Recommendation: Since these are young individuals who spend a lot, providing them with travel coupons or hotel discounts might be a good idea. Providing them with discounts off top clothing and makeup brands would also work well for this segment.

Cluster 3: Highly affluent individuals

This segment is made up of middle-aged individuals.

These are individuals who have worked hard to build up a significant amount of wealth.

They also spend large amounts of money to live a good lifestyle.

These individuals have likely just started a family, and are leading baby or family-focused lifestyles. It is a good idea to promote baby or child related products to these individuals.
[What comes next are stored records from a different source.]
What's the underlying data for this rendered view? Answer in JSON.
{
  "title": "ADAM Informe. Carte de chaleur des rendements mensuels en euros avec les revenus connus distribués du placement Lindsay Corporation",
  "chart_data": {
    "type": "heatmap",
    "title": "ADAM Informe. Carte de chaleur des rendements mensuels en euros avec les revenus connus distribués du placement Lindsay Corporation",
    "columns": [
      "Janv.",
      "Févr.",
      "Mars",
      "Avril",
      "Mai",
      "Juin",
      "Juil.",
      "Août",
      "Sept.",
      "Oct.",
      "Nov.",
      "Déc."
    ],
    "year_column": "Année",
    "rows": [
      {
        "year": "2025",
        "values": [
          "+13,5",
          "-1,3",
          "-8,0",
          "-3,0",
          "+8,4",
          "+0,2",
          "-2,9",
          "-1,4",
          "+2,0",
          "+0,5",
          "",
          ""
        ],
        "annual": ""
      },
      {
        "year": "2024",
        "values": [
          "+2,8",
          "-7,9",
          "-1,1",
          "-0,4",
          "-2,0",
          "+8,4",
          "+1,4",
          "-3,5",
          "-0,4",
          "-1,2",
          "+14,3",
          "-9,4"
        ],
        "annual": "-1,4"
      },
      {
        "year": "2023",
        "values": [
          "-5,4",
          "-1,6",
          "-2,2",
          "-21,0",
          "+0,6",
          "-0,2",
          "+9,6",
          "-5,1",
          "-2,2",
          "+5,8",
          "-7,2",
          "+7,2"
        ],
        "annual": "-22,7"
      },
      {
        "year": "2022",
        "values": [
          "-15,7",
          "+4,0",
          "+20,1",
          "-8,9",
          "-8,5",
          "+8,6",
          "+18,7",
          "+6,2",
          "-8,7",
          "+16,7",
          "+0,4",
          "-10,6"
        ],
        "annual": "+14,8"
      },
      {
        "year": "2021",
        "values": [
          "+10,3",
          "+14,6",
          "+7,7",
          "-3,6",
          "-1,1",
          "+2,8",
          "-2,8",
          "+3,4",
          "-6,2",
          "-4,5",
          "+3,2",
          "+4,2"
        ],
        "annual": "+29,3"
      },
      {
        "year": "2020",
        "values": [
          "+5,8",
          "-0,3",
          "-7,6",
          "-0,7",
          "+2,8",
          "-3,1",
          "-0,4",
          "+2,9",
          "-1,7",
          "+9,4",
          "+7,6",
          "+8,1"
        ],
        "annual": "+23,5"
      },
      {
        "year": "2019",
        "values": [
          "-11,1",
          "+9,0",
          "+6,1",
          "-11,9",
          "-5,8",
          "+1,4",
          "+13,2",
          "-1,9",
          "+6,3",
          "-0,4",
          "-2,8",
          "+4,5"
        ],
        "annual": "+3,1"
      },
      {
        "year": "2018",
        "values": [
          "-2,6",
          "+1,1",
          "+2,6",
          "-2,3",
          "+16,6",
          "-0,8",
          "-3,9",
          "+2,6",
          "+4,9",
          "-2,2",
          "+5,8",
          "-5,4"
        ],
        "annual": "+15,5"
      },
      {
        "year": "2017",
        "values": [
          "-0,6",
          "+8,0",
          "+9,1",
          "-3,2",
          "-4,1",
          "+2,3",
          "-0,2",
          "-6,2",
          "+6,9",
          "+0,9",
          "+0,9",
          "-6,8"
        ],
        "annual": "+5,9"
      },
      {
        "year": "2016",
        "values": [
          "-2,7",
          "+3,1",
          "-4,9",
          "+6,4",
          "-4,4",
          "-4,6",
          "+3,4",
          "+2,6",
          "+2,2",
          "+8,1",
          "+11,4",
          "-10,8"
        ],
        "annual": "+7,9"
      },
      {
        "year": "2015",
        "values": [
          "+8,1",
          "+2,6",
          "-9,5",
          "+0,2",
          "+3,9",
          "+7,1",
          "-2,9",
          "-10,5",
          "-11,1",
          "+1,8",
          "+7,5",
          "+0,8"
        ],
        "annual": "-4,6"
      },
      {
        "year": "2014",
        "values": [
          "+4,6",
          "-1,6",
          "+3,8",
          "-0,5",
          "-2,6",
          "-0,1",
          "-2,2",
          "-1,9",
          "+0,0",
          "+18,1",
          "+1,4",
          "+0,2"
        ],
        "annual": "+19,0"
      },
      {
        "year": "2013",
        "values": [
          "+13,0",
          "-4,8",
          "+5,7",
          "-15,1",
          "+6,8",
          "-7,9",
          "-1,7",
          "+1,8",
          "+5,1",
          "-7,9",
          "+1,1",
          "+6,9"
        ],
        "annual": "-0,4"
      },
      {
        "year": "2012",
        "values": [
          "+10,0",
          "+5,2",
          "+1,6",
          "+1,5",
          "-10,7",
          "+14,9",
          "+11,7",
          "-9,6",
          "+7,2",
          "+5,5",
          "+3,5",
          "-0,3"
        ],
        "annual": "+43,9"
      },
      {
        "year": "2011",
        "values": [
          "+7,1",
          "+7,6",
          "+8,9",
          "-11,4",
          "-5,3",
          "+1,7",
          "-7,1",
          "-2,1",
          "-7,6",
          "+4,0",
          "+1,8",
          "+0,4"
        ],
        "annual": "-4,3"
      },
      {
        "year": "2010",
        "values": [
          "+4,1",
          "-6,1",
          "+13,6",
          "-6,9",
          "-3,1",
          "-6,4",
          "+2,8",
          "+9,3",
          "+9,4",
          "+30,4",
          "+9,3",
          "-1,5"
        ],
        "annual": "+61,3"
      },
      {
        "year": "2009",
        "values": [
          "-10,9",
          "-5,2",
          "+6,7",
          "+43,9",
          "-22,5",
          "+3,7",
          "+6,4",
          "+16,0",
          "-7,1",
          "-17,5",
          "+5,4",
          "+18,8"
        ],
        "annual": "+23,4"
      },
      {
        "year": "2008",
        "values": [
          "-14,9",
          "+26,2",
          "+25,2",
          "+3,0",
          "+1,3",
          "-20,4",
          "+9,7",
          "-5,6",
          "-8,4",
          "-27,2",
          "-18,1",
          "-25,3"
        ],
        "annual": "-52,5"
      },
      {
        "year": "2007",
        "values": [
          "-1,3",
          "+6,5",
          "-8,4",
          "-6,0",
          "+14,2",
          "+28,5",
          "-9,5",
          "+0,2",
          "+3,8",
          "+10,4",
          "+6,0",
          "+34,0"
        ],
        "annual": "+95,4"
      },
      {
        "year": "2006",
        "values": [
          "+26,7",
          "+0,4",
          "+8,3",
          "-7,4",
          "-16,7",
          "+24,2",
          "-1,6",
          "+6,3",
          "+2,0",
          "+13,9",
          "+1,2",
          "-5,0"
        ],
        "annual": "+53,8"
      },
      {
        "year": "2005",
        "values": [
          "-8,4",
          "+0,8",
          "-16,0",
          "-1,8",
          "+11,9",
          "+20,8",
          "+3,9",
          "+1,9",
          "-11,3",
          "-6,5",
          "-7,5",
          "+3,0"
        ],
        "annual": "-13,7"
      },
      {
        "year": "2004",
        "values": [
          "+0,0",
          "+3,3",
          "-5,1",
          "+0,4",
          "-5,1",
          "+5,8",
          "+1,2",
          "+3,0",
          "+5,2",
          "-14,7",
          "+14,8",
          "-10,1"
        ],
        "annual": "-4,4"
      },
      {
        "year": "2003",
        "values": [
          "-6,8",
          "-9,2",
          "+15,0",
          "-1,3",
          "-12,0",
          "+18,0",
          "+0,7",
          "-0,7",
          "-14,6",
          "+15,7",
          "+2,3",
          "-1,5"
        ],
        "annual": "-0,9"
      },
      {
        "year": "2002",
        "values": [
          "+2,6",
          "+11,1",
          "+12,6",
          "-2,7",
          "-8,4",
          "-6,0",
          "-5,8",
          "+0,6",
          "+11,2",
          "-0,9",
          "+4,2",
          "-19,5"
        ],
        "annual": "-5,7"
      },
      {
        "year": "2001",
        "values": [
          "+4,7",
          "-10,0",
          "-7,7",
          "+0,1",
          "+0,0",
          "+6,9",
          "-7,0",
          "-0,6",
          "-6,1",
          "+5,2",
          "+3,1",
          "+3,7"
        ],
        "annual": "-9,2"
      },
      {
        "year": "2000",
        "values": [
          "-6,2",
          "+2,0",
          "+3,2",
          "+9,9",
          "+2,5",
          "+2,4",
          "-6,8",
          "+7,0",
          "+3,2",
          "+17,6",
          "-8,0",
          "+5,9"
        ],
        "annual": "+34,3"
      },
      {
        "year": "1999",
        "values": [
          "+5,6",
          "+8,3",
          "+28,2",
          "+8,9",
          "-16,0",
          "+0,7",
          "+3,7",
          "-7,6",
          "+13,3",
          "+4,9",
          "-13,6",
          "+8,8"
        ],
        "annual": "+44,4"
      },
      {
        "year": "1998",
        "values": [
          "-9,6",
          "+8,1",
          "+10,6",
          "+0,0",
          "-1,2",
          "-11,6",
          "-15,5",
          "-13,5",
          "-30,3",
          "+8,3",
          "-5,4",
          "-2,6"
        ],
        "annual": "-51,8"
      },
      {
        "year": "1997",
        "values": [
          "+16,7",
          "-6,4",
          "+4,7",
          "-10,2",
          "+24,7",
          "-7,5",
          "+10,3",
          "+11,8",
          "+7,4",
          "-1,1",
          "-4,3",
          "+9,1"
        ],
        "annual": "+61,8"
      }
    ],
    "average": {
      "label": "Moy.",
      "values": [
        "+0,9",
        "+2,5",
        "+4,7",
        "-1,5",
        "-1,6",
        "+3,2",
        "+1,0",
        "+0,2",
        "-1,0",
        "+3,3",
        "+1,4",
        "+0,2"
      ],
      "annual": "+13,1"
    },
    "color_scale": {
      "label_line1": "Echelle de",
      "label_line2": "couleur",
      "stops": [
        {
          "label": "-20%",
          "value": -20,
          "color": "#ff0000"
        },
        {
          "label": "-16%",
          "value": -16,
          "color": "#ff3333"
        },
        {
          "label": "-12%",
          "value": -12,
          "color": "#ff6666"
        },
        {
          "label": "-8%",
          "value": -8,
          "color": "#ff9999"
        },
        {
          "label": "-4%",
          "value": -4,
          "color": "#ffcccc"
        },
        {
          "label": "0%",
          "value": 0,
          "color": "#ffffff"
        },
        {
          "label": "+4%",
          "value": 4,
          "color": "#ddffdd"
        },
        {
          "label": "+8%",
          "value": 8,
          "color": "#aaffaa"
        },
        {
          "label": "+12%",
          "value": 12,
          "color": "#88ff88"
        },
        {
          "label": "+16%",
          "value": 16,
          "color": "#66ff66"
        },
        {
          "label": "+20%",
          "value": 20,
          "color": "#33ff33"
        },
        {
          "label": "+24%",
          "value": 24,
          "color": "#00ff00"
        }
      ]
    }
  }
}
Recommendation: Due to their large spending capacity and their demographic, these individuals are likely to be looking for properties to buy or invest in. They are also more likely than all other segments to take out housing loans and make serious financial commitments.

Conclusion

We have successfully built a K-Means clustering model for customer segmentation. We also explored cluster interpretation, and analyzed the behaviour of individuals in each cluster.

Finally, we took a look at some business recommendations that could be provided based on the attributes of each individual in the cluster.

You can use the analysis above as starter code for any clustering or segmentation project in the future.